When it comes to communicating value, there’s more to it than just talking the talk.
These days everybody wants to “start a Startup.”
If you follow publications like Tech Crunch and Wired, you might have the impression that the only thing standing between you and Series A funding or a billion-dollar buyout is getting your product built.
What you won’t read as much about is how 9 in 10 startups fail.
Hidden inside that statistic is an even more astonishing notion:
Most startups don’t fail because they lack a product, they fail because they lack customers and a proven financial model Steve Blank
Product on its own is not a business. And product businesses fail because they cannot prove their value.
##The two most important experiments to conduct
The Lean Startup methodology is about learning the most you can — about your customer, your product, your market — with the least amount of waste (read: time and money mis-spent).
Lean methodology is about experimentation, and experiments are about testing hypotheses.
A growth hypothesis tests how new customers will discover your product.
A value hypothesis tests whether a product really delivers value to customers once they are using it.
Testing value is a way of making sure customers want your product or service before you build it.
##Developing your solution
One simple framework for beginning to develop your product idea is a Needs Assessment Matrix.
This simple “Needs Assessment Matrix” is a great tool for developing your initial solution.
Needs refer to the problem your customer has that you’re trying to solve.
A customer need can be a macro problem such as “I need a way to manage my accounting online.”
Or it can be a list of (seemingly) disparate micro problems like “I need a way to track the time I spend on client projects, and I need a way to connect my time spent to my client billing.”
Sometimes a macro need has subset needs that we can list out to help us further understand the problem. For example, “I need a way to organize my accounting online, but it’s important that it can be accessed from any device and always stays synced between devices.”

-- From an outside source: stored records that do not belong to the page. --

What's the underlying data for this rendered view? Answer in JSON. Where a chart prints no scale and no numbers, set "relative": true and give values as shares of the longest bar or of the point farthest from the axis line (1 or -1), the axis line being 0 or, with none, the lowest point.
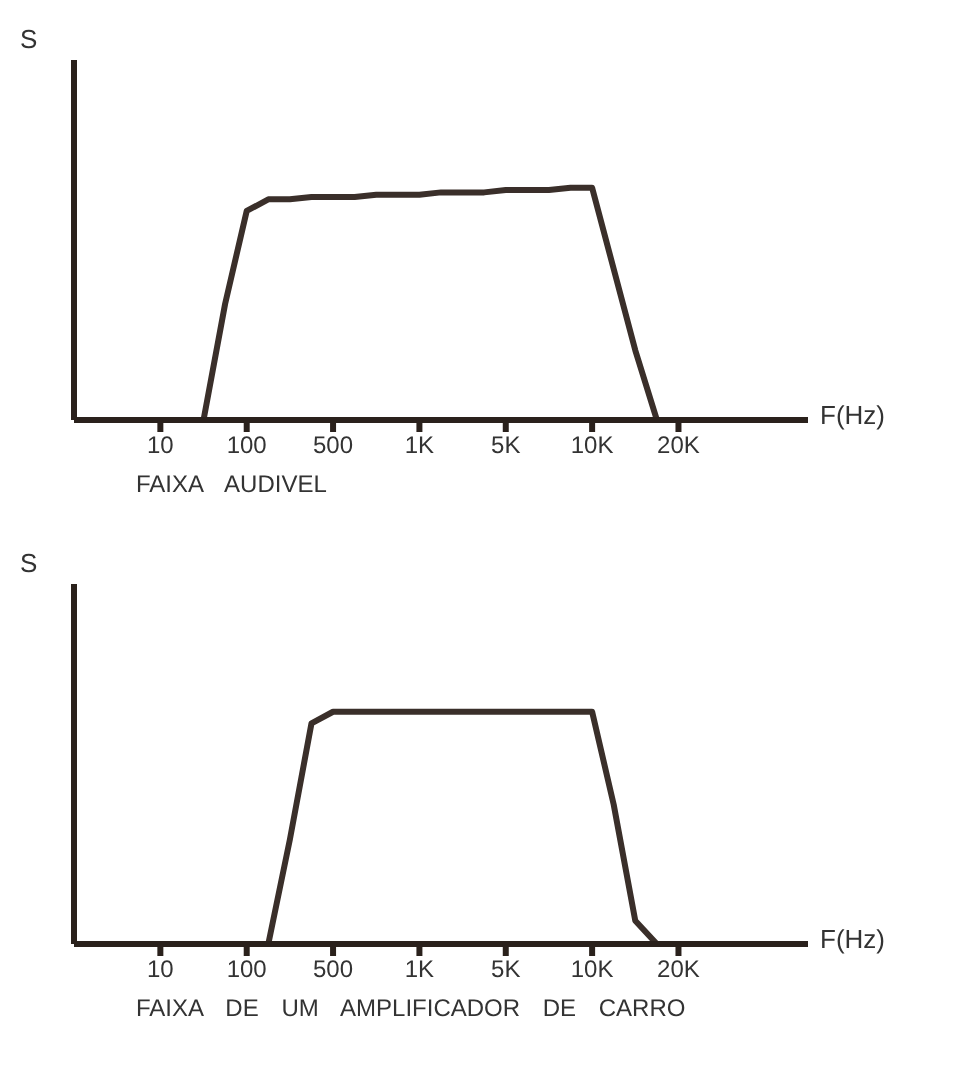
{
  "chart_data": [
    {
      "type": "line",
      "relative": true,
      "ylabel": "S",
      "xlabel": "F(Hz)",
      "annotations": [
        "FAIXA AUDIVEL"
      ],
      "grid": false,
      "marker": "none",
      "categories": [
        null,
        null,
        null,
        null,
        "10",
        null,
        null,
        null,
        "100",
        null,
        null,
        null,
        "500",
        null,
        null,
        null,
        "1K",
        null,
        null,
        null,
        "5K",
        null,
        null,
        null,
        "10K",
        null,
        null,
        null,
        "20K",
        null,
        null,
        null,
        null,
        null,
        null
      ],
      "series": [
        {
          "color": "#3a2f2a",
          "values": [
            null,
            null,
            null,
            null,
            null,
            null,
            0,
            0.5,
            0.9,
            0.95,
            0.95,
            0.96,
            0.96,
            0.96,
            0.97,
            0.97,
            0.97,
            0.98,
            0.98,
            0.98,
            0.99,
            0.99,
            0.99,
            1,
            1,
            0.65,
            0.3,
            0,
            null,
            null,
            null,
            null,
            null,
            null,
            null
          ]
        }
      ]
    },
    {
      "type": "line",
      "relative": true,
      "ylabel": "S",
      "xlabel": "F(Hz)",
      "annotations": [
        "FAIXA DE UM AMPLIFICADOR DE CARRO"
      ],
      "grid": false,
      "marker": "none",
      "categories": [
        null,
        null,
        null,
        null,
        "10",
        null,
        null,
        null,
        "100",
        null,
        null,
        null,
        "500",
        null,
        null,
        null,
        "1K",
        null,
        null,
        null,
        "5K",
        null,
        null,
        null,
        "10K",
        null,
        null,
        null,
        "20K",
        null,
        null,
        null,
        null,
        null,
        null
      ],
      "series": [
        {
          "color": "#3a2f2a",
          "values": [
            null,
            null,
            null,
            null,
            null,
            null,
            null,
            null,
            null,
            0,
            0.45,
            0.95,
            1,
            1,
            1,
            1,
            1,
            1,
            1,
            1,
            1,
            1,
            1,
            1,
            1,
            0.6,
            0.1,
            0,
            null,
            null,
            null,
            null,
            null,
            null,
            null
          ]
        }
      ]
    }
  ]
}
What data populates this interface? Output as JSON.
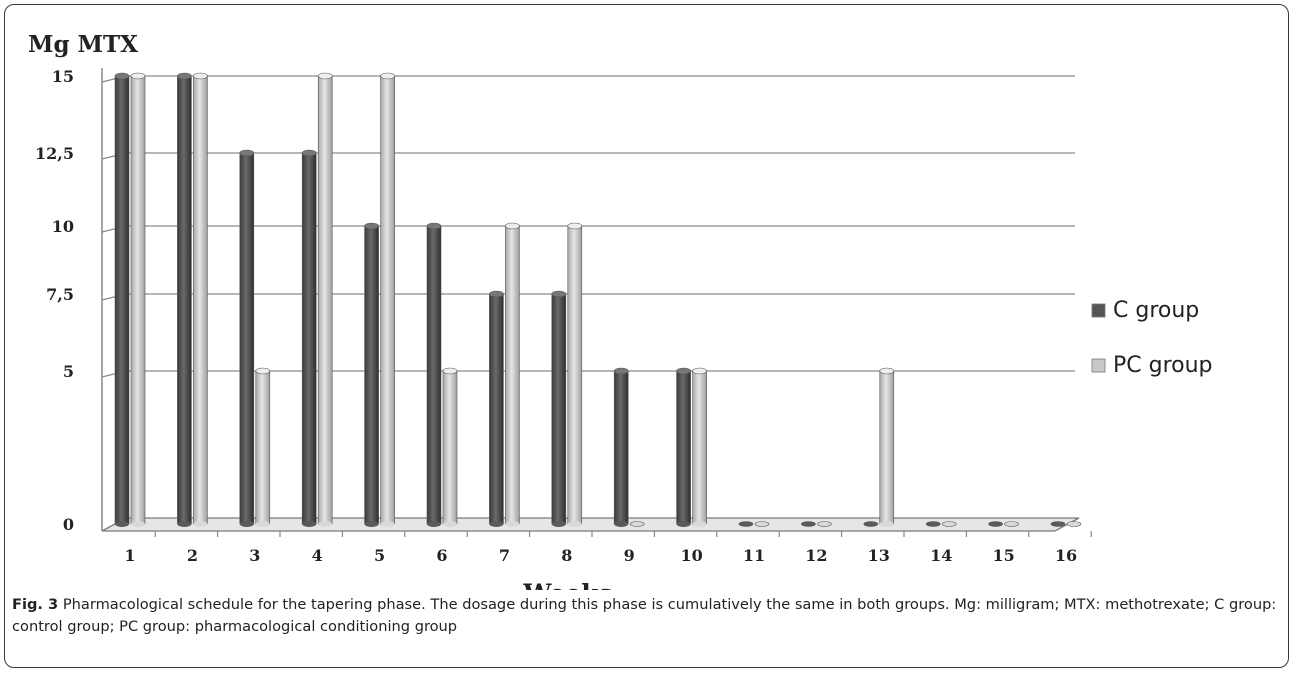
{
  "chart_data": {
    "type": "bar",
    "ylabel": "Mg MTX",
    "xlabel": "Weeks",
    "categories": [
      "1",
      "2",
      "3",
      "4",
      "5",
      "6",
      "7",
      "8",
      "9",
      "10",
      "11",
      "12",
      "13",
      "14",
      "15",
      "16"
    ],
    "yticks": [
      "0",
      "5",
      "7,5",
      "10",
      "12,5",
      "15"
    ],
    "ytick_values": [
      0,
      5,
      7.5,
      10,
      12.5,
      15
    ],
    "y_scale": "irregular (7.5–15 band equally spaced; 0–5 band ~2.8x taller)",
    "ylim": [
      0,
      15
    ],
    "grid": true,
    "legend_position": "right",
    "series": [
      {
        "name": "C group",
        "color": "#555555",
        "values": [
          15,
          15,
          12.5,
          12.5,
          10,
          10,
          7.5,
          7.5,
          5,
          5,
          0,
          0,
          0,
          0,
          0,
          0
        ]
      },
      {
        "name": "PC group",
        "color": "#c8c8c8",
        "values": [
          15,
          15,
          5,
          15,
          15,
          5,
          10,
          10,
          0,
          5,
          0,
          0,
          5,
          0,
          0,
          0
        ]
      }
    ]
  },
  "caption": {
    "label": "Fig. 3",
    "text": " Pharmacological schedule for the tapering phase. The dosage during this phase is cumulatively the same in both groups. Mg: milligram; MTX: methotrexate; C group: control group; PC group: pharmacological conditioning group"
  }
}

Once we understand and validate our customer needs, we can start to think about Features — the specific functions of our product that allow our customers to accomplish certain tasks.
The features column is at once the most exciting and dangerous place to play. As designers, engineers and builders it’s naturally the place we gravitate to because we can see what the solution could look like.

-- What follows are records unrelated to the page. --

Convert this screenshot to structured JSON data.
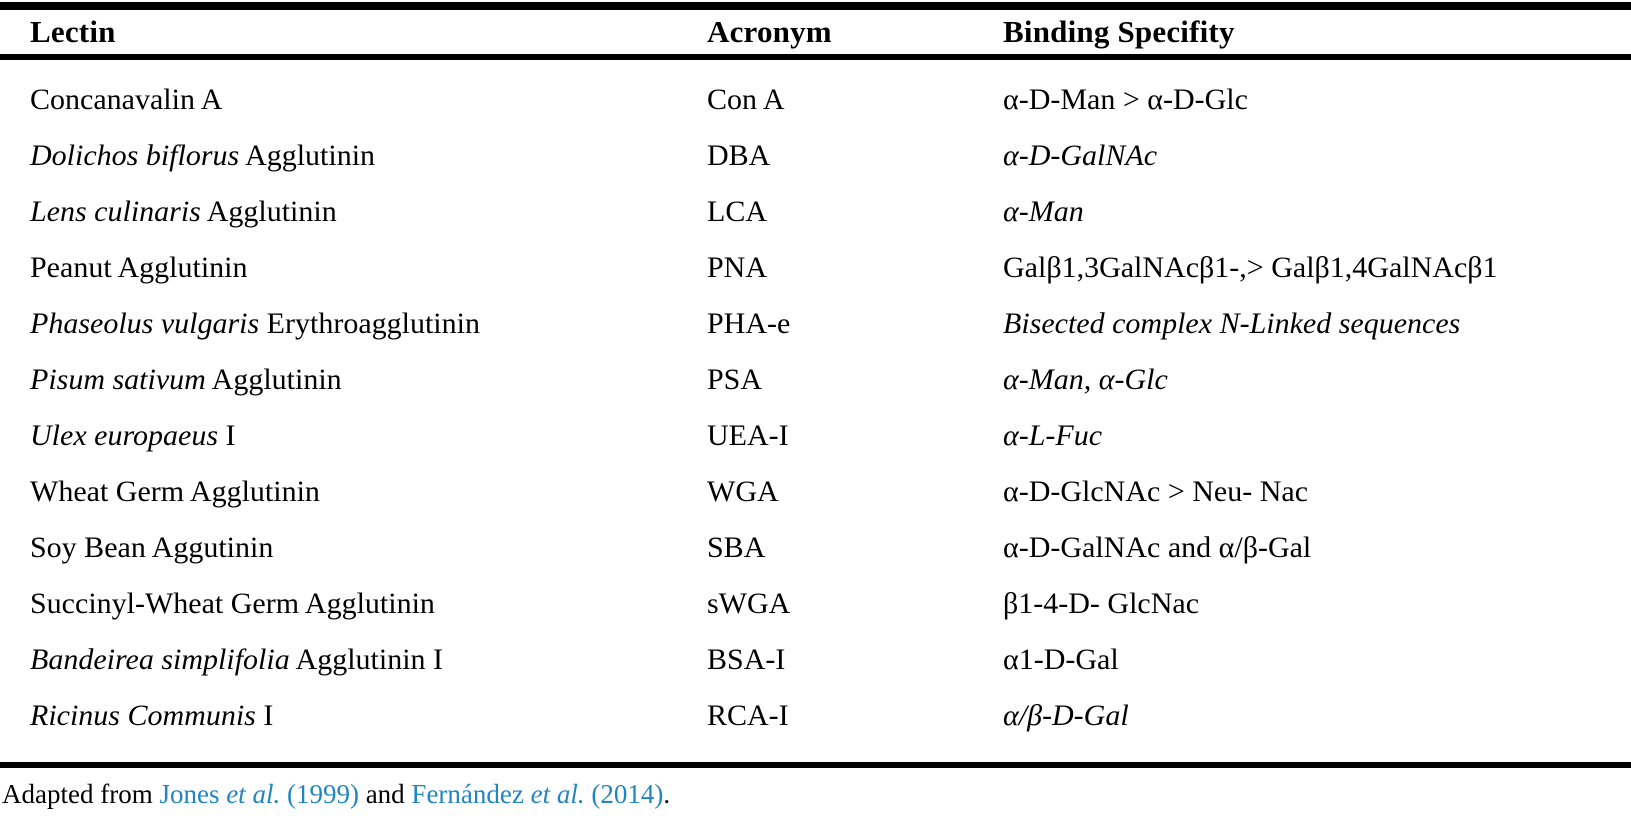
{
  "colors": {
    "link_blue": "#2385c0",
    "text": "#000000",
    "rule": "#000000"
  },
  "table": {
    "headers": [
      "Lectin",
      "Acronym",
      "Binding Specifity"
    ],
    "rows": [
      {
        "lectin_italic": "",
        "lectin_roman": "Concanavalin A",
        "acronym": "Con A",
        "spec_italic": "",
        "spec_roman": "α-D-Man > α-D-Glc"
      },
      {
        "lectin_italic": "Dolichos biflorus",
        "lectin_roman": " Agglutinin",
        "acronym": "DBA",
        "spec_italic": "α-D-GalNAc",
        "spec_roman": ""
      },
      {
        "lectin_italic": "Lens culinaris",
        "lectin_roman": " Agglutinin",
        "acronym": "LCA",
        "spec_italic": "α-Man",
        "spec_roman": ""
      },
      {
        "lectin_italic": "",
        "lectin_roman": "Peanut Agglutinin",
        "acronym": "PNA",
        "spec_italic": "",
        "spec_roman": "Galβ1,3GalNAcβ1-,> Galβ1,4GalNAcβ1"
      },
      {
        "lectin_italic": "Phaseolus vulgaris",
        "lectin_roman": " Erythroagglutinin",
        "acronym": "PHA-e",
        "spec_italic": "Bisected complex N-Linked sequences",
        "spec_roman": ""
      },
      {
        "lectin_italic": "Pisum sativum",
        "lectin_roman": " Agglutinin",
        "acronym": "PSA",
        "spec_italic": "α-Man, α-Glc",
        "spec_roman": ""
      },
      {
        "lectin_italic": "Ulex europaeus",
        "lectin_roman": " I",
        "acronym": "UEA-I",
        "spec_italic": "α-L-Fuc",
        "spec_roman": ""
      },
      {
        "lectin_italic": "",
        "lectin_roman": "Wheat Germ Agglutinin",
        "acronym": "WGA",
        "spec_italic": "",
        "spec_roman": "α-D-GlcNAc > Neu- Nac"
      },
      {
        "lectin_italic": "",
        "lectin_roman": "Soy Bean Aggutinin",
        "acronym": "SBA",
        "spec_italic": "",
        "spec_roman": "α-D-GalNAc and α/β-Gal"
      },
      {
        "lectin_italic": "",
        "lectin_roman": "Succinyl-Wheat Germ Agglutinin",
        "acronym": "sWGA",
        "spec_italic": "",
        "spec_roman": "β1-4-D- GlcNac"
      },
      {
        "lectin_italic": "Bandeirea simplifolia",
        "lectin_roman": " Agglutinin I",
        "acronym": "BSA-I",
        "spec_italic": "",
        "spec_roman": "α1-D-Gal"
      },
      {
        "lectin_italic": "Ricinus Communis",
        "lectin_roman": " I",
        "acronym": "RCA-I",
        "spec_italic": "α/β-D-Gal",
        "spec_roman": ""
      }
    ]
  },
  "footer": {
    "prefix": "Adapted from ",
    "citation1": {
      "name": "Jones ",
      "etal": "et al.",
      "year": " (1999)"
    },
    "conjunction": " and ",
    "citation2": {
      "name": "Fernández ",
      "etal": "et al.",
      "year": " (2014)"
    },
    "suffix": "."
  }
}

The problem is that most product builders start here and languish here — overlooking problem-solution fit entirely and never connecting features with the most important aspect of all: Benefits.
##A whale is no more a fish than a horse is
A value proposition is a clear statement that explains how your solution solves your customer’s problems.
Values can be quantitative such as price, speed or percentage-based gains and losses (cost reduction, profitability increase).
And values can also be qualitative. Descriptions of design, usability and innovation are highly subjective value propositions that are not measurable.
So in order to leverage qualitative values they must resonate as valuable with the customer segment you’re targeting. This is referred to as message-market fit.
But perhaps more importantly: value propositions are not just about marketing.
Marketing relies on value propositions as a way of communicating product value the way the neocortex of our brain tries to communicate what we feel with our limbic system.
And just like with the brain, spoken words can belie our true feelings.
True value is felt. It cannot be faked.
If your stated value propositions are effective in acquiring traffic or converting users, you’ve successfully proven part of your growth hypothesis. This is no small feat, but alone it’s not enough.
Value is a key ingredient that must be baked into your product recipe, not frosted on afterwards.
If you cannot prove value, if your customers can’t perceive your product’s worth, everything else is just words.